企業「ChatGPTは使っちゃダメ」→じゃあ自分のスマホで使おう──時代はBYODから「BYOAI」へ:事例で学ぶAIガバナンス(3/3 ページ)
会社はChatGPTを禁止しているが、自分のスマートフォンからChatGPT(しかも有料契約している高性能版)にアクセスして、使ってしまえば良いではないか――。生成AIのビジネス活用が進む中でBYODならぬ「BYOAI」という発想が生まれつつある。
理想のBYOAIを求めて
では、どのような形であれば適切なBYOAIといえるのだろうか。まさにそれをいま、さまざまな企業やコンサルティング会社や、Forresterのようなシンクタンクが検討しているわけだが、おおむね次の3つのルールが唱えられているようだ。

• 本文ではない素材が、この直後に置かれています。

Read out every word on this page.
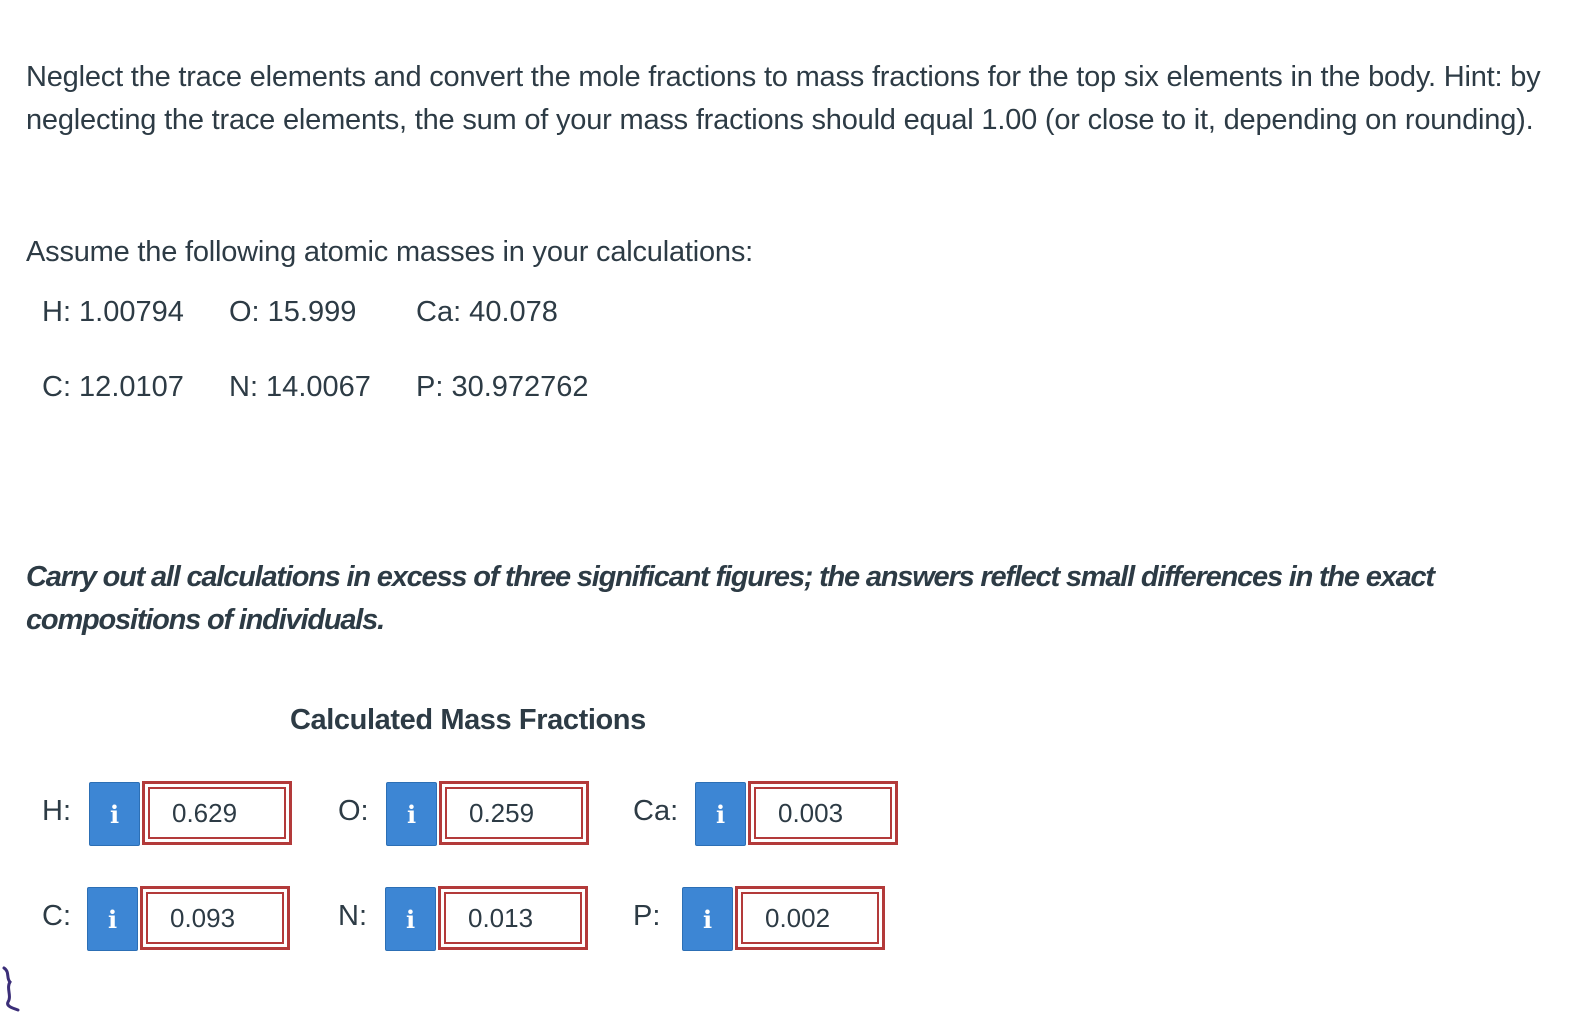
Neglect the trace elements and convert the mole fractions to mass fractions for the top six elements in the body. Hint: by neglecting the trace elements, the sum of your mass fractions should equal 1.00 (or close to it, depending on rounding).
Assume the following atomic masses in your calculations:
H: 1.00794 O: 15.999 Ca: 40.078
C: 12.0107 N: 14.0067 P: 30.972762
Carry out all calculations in excess of three significant figures; the answers reflect small differences in the exact compositions of individuals.
Calculated Mass Fractions
H: i	0.629	O: i	0.259	Ca: i	0.003
C: i	0.093	N: i	0.013	P: i	0.002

第1に、まず必要になるのが、当然ながら全体的・網羅的なポリシーの策定だ。BYOAIに関する明確な方針を示した上で、許容できるAIツールの範囲、倫理原則といった詳細を明らかにし、ツールの使用が企業ポリシーに合致し、各種法的義務に反しないようにしなければならない。またデータを適切に管理し、機密情報の漏えいが発生しないよう、BYOAIに関連するデータガバナンスポリシーを確立することも必要となる。

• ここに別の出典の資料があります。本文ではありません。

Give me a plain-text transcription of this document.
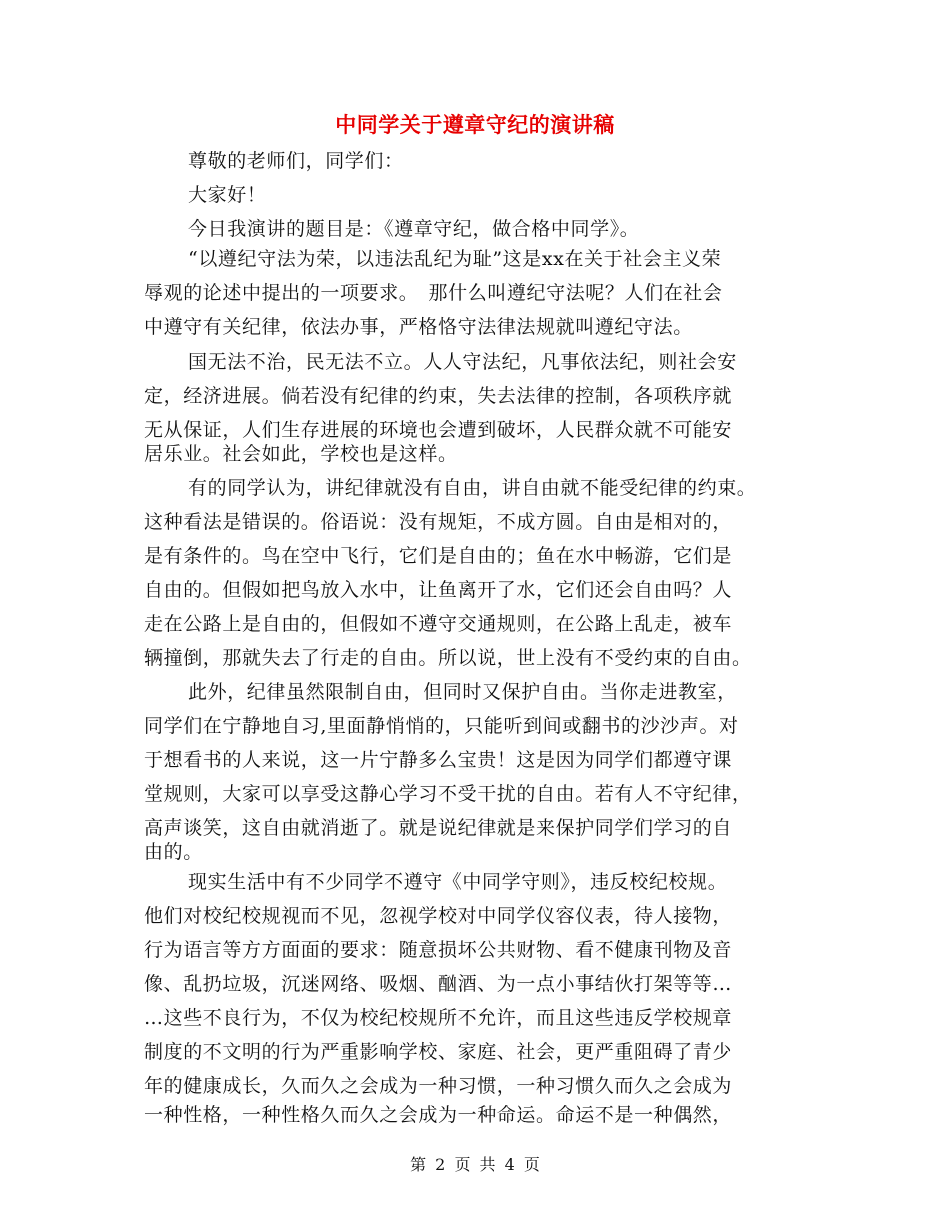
中同学关于遵章守纪的演讲稿
尊敬的老师们，同学们：
大家好！
今日我演讲的题目是：《遵章守纪，做合格中同学》。
“以遵纪守法为荣，以违法乱纪为耻”这是xx在关于社会主义荣
辱观的论述中提出的一项要求。　那什么叫遵纪守法呢？人们在社会
中遵守有关纪律，依法办事，严格恪守法律法规就叫遵纪守法。
国无法不治，民无法不立。人人守法纪，凡事依法纪，则社会安
定，经济进展。倘若没有纪律的约束，失去法律的控制，各项秩序就
无从保证，人们生存进展的环境也会遭到破坏，人民群众就不可能安
居乐业。社会如此，学校也是这样。
有的同学认为，讲纪律就没有自由，讲自由就不能受纪律的约束。
这种看法是错误的。俗语说：没有规矩，不成方圆。自由是相对的，
是有条件的。鸟在空中飞行，它们是自由的；鱼在水中畅游，它们是
自由的。但假如把鸟放入水中，让鱼离开了水，它们还会自由吗？人
走在公路上是自由的，但假如不遵守交通规则，在公路上乱走，被车
辆撞倒，那就失去了行走的自由。所以说，世上没有不受约束的自由。
此外，纪律虽然限制自由，但同时又保护自由。当你走进教室，
同学们在宁静地自习,里面静悄悄的，只能听到间或翻书的沙沙声。对
于想看书的人来说，这一片宁静多么宝贵！这是因为同学们都遵守课
堂规则，大家可以享受这静心学习不受干扰的自由。若有人不守纪律，
高声谈笑，这自由就消逝了。就是说纪律就是来保护同学们学习的自
由的。
现实生活中有不少同学不遵守《中同学守则》，违反校纪校规。
他们对校纪校规视而不见，忽视学校对中同学仪容仪表，待人接物，
行为语言等方方面面的要求：随意损坏公共财物、看不健康刊物及音
像、乱扔垃圾，沉迷网络、吸烟、酗酒、为一点小事结伙打架等等…
…这些不良行为，不仅为校纪校规所不允许，而且这些违反学校规章
制度的不文明的行为严重影响学校、家庭、社会，更严重阻碍了青少
年的健康成长，久而久之会成为一种习惯，一种习惯久而久之会成为
一种性格，一种性格久而久之会成为一种命运。命运不是一种偶然，
第 2 页 共 4 页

第2には、これも当たり前の対応となるが、従業員に対する学習の場の提供だ。特にAIが倫理面で抱える問題や、個々のAI企業に対して懸念される法規制違反の可能性については、従業員個々人の対応に任せるだけでは不安が残る。そうした問題について背景情報や理論的知識を提供し、持ち込むツールの選定や許容できる使い方の判断など、従業員自らが適切な意思決定を行えるように学べる場が必要になるだろう。

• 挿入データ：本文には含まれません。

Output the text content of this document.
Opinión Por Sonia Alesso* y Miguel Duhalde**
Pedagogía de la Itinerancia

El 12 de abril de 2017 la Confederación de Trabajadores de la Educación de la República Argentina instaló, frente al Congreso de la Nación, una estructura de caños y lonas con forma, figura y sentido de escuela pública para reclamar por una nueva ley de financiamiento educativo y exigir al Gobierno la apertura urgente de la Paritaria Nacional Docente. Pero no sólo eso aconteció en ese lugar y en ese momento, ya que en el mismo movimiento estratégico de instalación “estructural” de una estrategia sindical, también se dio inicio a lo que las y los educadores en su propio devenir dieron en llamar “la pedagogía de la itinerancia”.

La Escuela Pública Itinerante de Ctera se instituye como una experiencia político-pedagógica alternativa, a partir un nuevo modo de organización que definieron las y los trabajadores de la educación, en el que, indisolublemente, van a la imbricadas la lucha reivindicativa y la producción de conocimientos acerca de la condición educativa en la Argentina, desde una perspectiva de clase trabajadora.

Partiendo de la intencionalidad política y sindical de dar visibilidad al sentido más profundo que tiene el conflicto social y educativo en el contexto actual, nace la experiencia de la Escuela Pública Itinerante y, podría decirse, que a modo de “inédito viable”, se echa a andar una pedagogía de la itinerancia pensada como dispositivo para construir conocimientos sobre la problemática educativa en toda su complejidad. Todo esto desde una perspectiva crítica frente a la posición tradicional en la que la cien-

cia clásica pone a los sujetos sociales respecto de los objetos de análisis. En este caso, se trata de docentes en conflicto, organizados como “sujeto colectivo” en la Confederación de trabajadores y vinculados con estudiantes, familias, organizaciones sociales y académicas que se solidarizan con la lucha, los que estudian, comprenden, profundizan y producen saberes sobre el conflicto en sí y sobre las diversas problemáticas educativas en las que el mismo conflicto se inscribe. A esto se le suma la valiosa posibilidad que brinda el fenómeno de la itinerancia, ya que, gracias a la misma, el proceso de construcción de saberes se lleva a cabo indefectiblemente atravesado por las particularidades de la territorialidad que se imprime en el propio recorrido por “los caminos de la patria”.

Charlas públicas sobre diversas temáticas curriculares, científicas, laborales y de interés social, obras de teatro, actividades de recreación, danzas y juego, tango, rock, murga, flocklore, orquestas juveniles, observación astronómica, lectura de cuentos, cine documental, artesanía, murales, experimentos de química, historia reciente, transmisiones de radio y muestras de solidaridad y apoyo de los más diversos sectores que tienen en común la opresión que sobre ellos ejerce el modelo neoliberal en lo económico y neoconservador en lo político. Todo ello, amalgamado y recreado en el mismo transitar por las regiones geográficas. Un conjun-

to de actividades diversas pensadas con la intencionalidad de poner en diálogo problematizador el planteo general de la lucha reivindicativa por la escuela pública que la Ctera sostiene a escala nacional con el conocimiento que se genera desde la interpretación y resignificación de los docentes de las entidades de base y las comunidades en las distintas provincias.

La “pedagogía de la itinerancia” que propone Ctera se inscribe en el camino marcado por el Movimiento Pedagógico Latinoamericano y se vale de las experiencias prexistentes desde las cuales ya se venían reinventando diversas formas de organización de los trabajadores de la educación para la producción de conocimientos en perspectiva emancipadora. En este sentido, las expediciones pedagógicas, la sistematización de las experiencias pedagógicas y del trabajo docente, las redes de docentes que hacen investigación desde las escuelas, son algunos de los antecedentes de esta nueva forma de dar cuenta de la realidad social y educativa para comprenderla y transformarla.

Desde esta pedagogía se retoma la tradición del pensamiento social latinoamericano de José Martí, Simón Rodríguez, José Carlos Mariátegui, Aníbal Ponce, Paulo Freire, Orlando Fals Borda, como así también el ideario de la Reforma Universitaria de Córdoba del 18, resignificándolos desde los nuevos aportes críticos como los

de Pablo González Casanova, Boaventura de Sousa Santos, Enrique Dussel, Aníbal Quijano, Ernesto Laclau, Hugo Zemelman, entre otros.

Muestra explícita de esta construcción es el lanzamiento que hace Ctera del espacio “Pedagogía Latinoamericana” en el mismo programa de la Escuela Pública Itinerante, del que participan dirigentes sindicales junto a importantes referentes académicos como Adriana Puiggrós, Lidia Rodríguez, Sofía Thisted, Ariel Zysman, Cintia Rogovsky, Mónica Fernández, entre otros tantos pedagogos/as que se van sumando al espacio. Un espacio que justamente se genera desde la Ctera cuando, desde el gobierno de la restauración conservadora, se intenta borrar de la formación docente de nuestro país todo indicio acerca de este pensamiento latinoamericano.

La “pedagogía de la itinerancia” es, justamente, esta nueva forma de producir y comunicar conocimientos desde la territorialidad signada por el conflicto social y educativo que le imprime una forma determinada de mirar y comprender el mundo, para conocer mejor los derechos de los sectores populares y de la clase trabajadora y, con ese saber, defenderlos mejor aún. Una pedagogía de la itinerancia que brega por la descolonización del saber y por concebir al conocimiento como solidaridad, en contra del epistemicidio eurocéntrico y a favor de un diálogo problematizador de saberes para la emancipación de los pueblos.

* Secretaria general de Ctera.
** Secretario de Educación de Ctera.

第3に考えなければならないのは、幅広い従業員からの協力と参画の実現だ。従業員任せでは適切な知識やスキルが確保されないという懸念がある一方で、管理部門の側も、いったい世の中にどのようなAIツールが出てきているのか、そのどれがどのような形で業務に活用される可能性があるかを把握するのは難しい。
そこでBYOAIのポリシー策定や、持ち込みを許可するAIの選定などといった場面において、さまざまな部門の従業員に協力してもらうことで、効率的なオプションの選定と評価が可能になる。
また彼らの協力は、ポリシーの穴を埋める際にも欠かせない。23年にChatGPTが話題になった際も「取りあえずWeb版ChatGPTへのアクセスを禁止しました」で安心してしまい、その後に出てきたBing ChatやBard(現Gemini)、Google SGEなどといった関連サービスへの対応が遅れる企業が見られた。
従業員への学習の場の提供を適切に行い、彼らとBYOAIで協力関係を築いていれば「こういう新しいサービスが出てきているので手を打った方が良い」といったアドバイスを、従業員からいち早く手に入れることができるだろう。
日々登場する高度なAIツールについて、どこまで業務利用を認めるのか。管理部門にとっては頭の痛い問題だが、ここで適切な仕組みを構築できれば、AIの次に来るテクノロジーにも柔軟に対応し、いち早くその価値を享受できるようになるだろう。その意味でも、BYOAIに取り組んでみる価値はあるはずだ。